То, что роман не доработан, более всего заметно по появлению в седьмом томе персонажей, которые благополучно скончались в предыдущих. В «Пленнице», например, был ярчайший эпизод со смертью писателя Берготта перед картиной «Вид Делфта» Вермеера, а в «Обретенном времени» Берготт вдруг оживает. То же происходит и с Котаром. И певица Берма приглашает гостей на чай, успев умереть ранее в шестом томе. Вердюрен умирает уже здесь, но через несколько страниц спустя мы узнаем, что он умрет «некоторое время спустя».

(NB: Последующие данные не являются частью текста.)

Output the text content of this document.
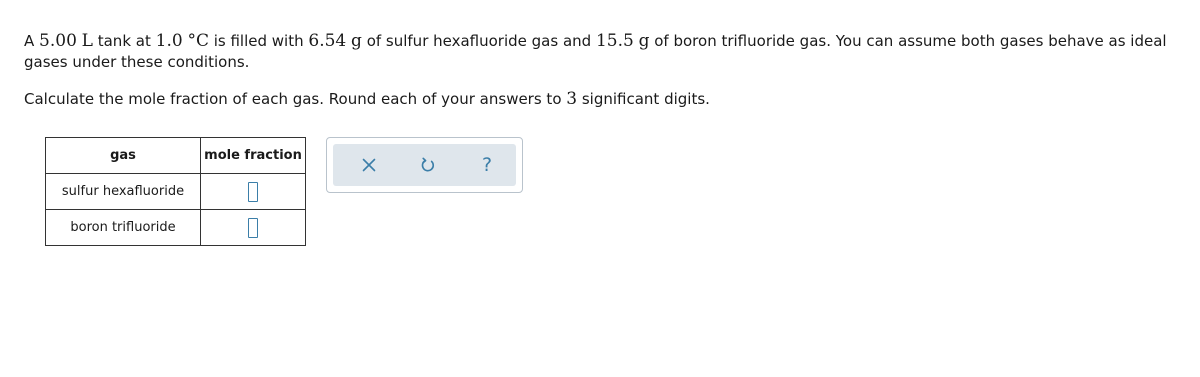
A 5.00 L tank at 1.0 °C is filled with 6.54 g of sulfur hexafluoride gas and 15.5 g of boron trifluoride gas. You can assume both gases behave as ideal gases under these conditions.
Calculate the mole fraction of each gas. Round each of your answers to 3 significant digits.
gas	mole fraction
sulfur hexafluoride	
boron trifluoride	
?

Подобных несостыковок много, и мне было очень интересно наблюдать за ними в том смысле, что такие вещи отражают кухню труда литератора. Мы никогда не узнаем, каким бы мог стать этот роман, если бы Пруст успел его закончить. Что бы он в нем оставил, что бы убрал. Но даже в таком виде «Обретенное время» закрывает все сюжетные линии и подводит итог поискам рассказчика.
События этого тома значительно отдалены по времени от Комбре и Бальбека. Начало тома приходится на время Первой Мировой войны, а финальная часть - на 1918-20 годы по ощущениям. Очень хороши описания Парижа и его жителей времен войны, а также чувства солдат-отпускников при виде заполненных ресторанов. Самым ярким эпизодом этого периода является, пожалуй, случайное посещение Марселем подпольного заведения, где он становится свидетелем феерических мазохистских утех барона де Шарлюса. В этом контексте продолжается также тема содомии, начатая в четвертом томе, которая обрастает все новыми вовлеченными в нее персонажами.
Озарение героя, упорядочивание его мыслей и обретение времени происходит через несколько лет в доме Германтов. Пережив нечто вроде шока от встречи с состарившимися посетителями светских салонов, которых он давно не видел, Марсель ощущает в себе, наконец, готовность приступить к своему писательскому замыслу. «Мысль о Времени, только что проясненная мною, указывала, что пора приняться за работу. Было самое время, и это оправдывало тревогу, охватившую меня, когда я вошел в гостиную и загримированные лица показали мне, сколько прошло лет; но достаточно ли его еще, времени, да и я — в силах ли я еще?»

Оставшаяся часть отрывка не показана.